Le premier tour des élections départementales avait des allures de saut dans l’inconnu comme si tout avait été fait pour rendre le scrutin imprévisible : pour la première fois le vote avait lieu dans l’ensemble des cantons (jusqu’alors renouvelables par moitié) ; tous les cantons avaient été redécoupés (passant de 4035 à 2054) ; l’instauration des binômes mixtes ; le flou sur les compétences des futurs conseillers départementaux (le texte  de la loi faisant encore la navette entre les deux assemblées), sans oublier, autre inconnue de ce mode de scrutin, la participation. Qu’avaient proposé les études d’opinion quant aux verdicts des urnes ? La chronique d’une victoire annoncée par l’UMP ; la débandade du PS ; l’implantation renforcée du FN. Pascal Perrineau fait remarquer que “nationaliser le scrutin est un choix périlleux et que la thématique de l’antifascisme a des  effets pervers, car le FN a su retourner ce type de stigmatisation par le passé”. C’est en tout cas une campagne éclipsée par la menace du FN, le Premier ministre (pour sauver Matignon ?) donnant, pendant trois semaines, le ton, en faisant de la poussée du parti d’extrême droite le principal enjeu des départementales. Le tout relayé dans notre “hyper-sondocratie” par l’omniprésence (l’omnipotence ?) sondagère et médiatique qui a d’ailleurs contrasté avec l’absence de… candidats frontistes sur le terrain. Il n’empêche, comme le souligne J.P. le Goff : « Le FN est le trou noir de la politique ».

« Le FN est le trou noir de la politique »
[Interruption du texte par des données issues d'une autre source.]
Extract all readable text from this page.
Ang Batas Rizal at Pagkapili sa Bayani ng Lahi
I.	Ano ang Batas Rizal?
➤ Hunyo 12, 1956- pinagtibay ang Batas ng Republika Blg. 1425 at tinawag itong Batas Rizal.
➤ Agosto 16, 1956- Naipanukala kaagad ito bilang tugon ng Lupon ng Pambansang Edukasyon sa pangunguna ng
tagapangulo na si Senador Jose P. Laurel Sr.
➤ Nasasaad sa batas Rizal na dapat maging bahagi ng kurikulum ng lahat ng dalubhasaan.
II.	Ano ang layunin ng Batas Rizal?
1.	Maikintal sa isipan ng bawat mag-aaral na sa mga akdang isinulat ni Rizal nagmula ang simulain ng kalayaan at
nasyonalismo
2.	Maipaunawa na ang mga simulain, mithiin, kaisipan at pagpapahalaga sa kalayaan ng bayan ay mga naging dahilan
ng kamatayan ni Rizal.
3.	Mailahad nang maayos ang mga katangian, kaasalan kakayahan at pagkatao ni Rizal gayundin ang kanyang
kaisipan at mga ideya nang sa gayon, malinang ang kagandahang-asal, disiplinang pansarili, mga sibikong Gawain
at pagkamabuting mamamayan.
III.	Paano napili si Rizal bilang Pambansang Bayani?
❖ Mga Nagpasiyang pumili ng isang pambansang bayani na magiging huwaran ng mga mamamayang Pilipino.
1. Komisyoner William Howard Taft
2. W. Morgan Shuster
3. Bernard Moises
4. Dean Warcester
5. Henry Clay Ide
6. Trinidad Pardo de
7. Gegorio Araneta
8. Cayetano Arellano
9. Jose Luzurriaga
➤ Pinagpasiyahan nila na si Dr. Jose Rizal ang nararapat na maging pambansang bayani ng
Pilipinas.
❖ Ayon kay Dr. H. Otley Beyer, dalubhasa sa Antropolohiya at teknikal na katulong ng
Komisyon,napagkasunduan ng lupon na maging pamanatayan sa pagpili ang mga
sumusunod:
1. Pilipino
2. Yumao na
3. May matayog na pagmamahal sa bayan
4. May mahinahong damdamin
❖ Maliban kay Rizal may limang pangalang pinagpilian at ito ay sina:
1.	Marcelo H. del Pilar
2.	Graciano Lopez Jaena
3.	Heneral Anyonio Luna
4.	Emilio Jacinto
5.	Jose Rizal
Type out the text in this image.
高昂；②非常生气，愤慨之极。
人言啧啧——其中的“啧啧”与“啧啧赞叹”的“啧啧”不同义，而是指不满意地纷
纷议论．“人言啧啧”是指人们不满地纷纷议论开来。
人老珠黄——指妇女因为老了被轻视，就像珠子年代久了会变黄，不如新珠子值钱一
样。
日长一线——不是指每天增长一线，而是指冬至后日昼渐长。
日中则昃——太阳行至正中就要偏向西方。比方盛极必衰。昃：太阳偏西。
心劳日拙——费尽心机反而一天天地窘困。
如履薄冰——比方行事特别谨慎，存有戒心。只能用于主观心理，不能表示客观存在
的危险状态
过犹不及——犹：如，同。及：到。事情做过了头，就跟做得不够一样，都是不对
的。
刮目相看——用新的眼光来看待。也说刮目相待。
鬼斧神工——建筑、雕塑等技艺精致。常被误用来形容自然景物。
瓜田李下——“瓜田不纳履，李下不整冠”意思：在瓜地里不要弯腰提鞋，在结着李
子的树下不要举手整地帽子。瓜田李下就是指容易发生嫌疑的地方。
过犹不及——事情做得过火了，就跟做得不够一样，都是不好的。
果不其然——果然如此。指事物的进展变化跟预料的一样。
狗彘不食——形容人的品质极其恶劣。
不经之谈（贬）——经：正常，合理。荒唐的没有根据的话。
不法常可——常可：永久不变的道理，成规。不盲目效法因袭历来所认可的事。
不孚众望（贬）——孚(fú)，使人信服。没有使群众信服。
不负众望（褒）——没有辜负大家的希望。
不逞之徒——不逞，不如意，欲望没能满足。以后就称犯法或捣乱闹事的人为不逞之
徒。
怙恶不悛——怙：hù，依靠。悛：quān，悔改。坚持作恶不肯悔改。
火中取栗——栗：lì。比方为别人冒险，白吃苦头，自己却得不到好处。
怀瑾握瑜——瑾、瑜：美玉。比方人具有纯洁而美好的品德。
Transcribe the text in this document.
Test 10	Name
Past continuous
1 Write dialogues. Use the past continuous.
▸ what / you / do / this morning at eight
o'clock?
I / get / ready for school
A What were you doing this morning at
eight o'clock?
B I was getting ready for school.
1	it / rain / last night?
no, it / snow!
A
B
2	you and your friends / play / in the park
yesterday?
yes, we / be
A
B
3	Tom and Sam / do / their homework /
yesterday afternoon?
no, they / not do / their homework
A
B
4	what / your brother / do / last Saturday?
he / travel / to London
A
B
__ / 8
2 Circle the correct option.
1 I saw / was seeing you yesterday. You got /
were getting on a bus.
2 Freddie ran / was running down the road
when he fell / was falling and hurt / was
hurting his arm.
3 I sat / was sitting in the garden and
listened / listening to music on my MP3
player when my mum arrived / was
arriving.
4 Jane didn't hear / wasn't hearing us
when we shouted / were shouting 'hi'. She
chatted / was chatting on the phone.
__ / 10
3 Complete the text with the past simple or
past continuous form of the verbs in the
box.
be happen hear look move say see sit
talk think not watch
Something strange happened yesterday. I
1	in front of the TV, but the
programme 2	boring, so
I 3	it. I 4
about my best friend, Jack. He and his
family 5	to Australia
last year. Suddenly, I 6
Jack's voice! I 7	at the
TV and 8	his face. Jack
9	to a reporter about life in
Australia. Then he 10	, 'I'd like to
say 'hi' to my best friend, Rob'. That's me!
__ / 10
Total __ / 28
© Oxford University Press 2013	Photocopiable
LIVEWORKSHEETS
L’UMP remporte la victoire rattrapant ainsi la rentrée politique contestée de Nicolas Sarkozy ; le PS se satisfait d’avoir évité une déroute (annoncée) ; les écologistes “coulent” mais le Front de Gauche limite la casse ; le FN s’enracine en milieu rural et dans la proximité locale mais progresse moins que prévu. Restent plusieurs questions auxquelles il faut tenter de répondre :

1/ Comment expliquer une participation plus forte que prévu ? C’est une mobilisation d’opposition avec le bon score de l’alliance UMP-UDI-MODEM et une mobilisation de protestation plus que d’adhésion en faveur du FN.

2/ Peut-on affirmer que Sarkozy est le “grand vainqueur” ? C’est le patron de l’UMP qui l’emporte mais surtout l’union UMP-UDI-MODEM qui vient de se montrer capable de battre la gauche et le FN en rejetant toute alliance avec le FN.

3/ Y a-t-il défaite du PS ? Pas une déroute, mais un très net recul dû à la division de la gauche. Après les municipales de 2014 c’est une pièce supplémentaire qui s’écroule dans l’appareillage territorial du PS.

4/ Que penser du score du FN ? Il n’est pas devenu le “premier parti de France” ; il s’enracine dans l’espace politique et territorial en inventant avec le concours – involontaire – de l’UMP et du PS, le “tripartisme” à la française.

5/ Quelles conséquences pour les Présidentielles de 2017 ? On peut être tenté de dire que le nombre de face à face UMP/FN sont autant de “21 avril” qui augurent du second tour de la Présidentielle de 2017. Reste, démocratie et République obligent, à s’interroger sur la légitimité du Président et du Premier ministre avec un tel décrochage du PS et une telle constance dans l’impopularité, pour le coup, destructrice.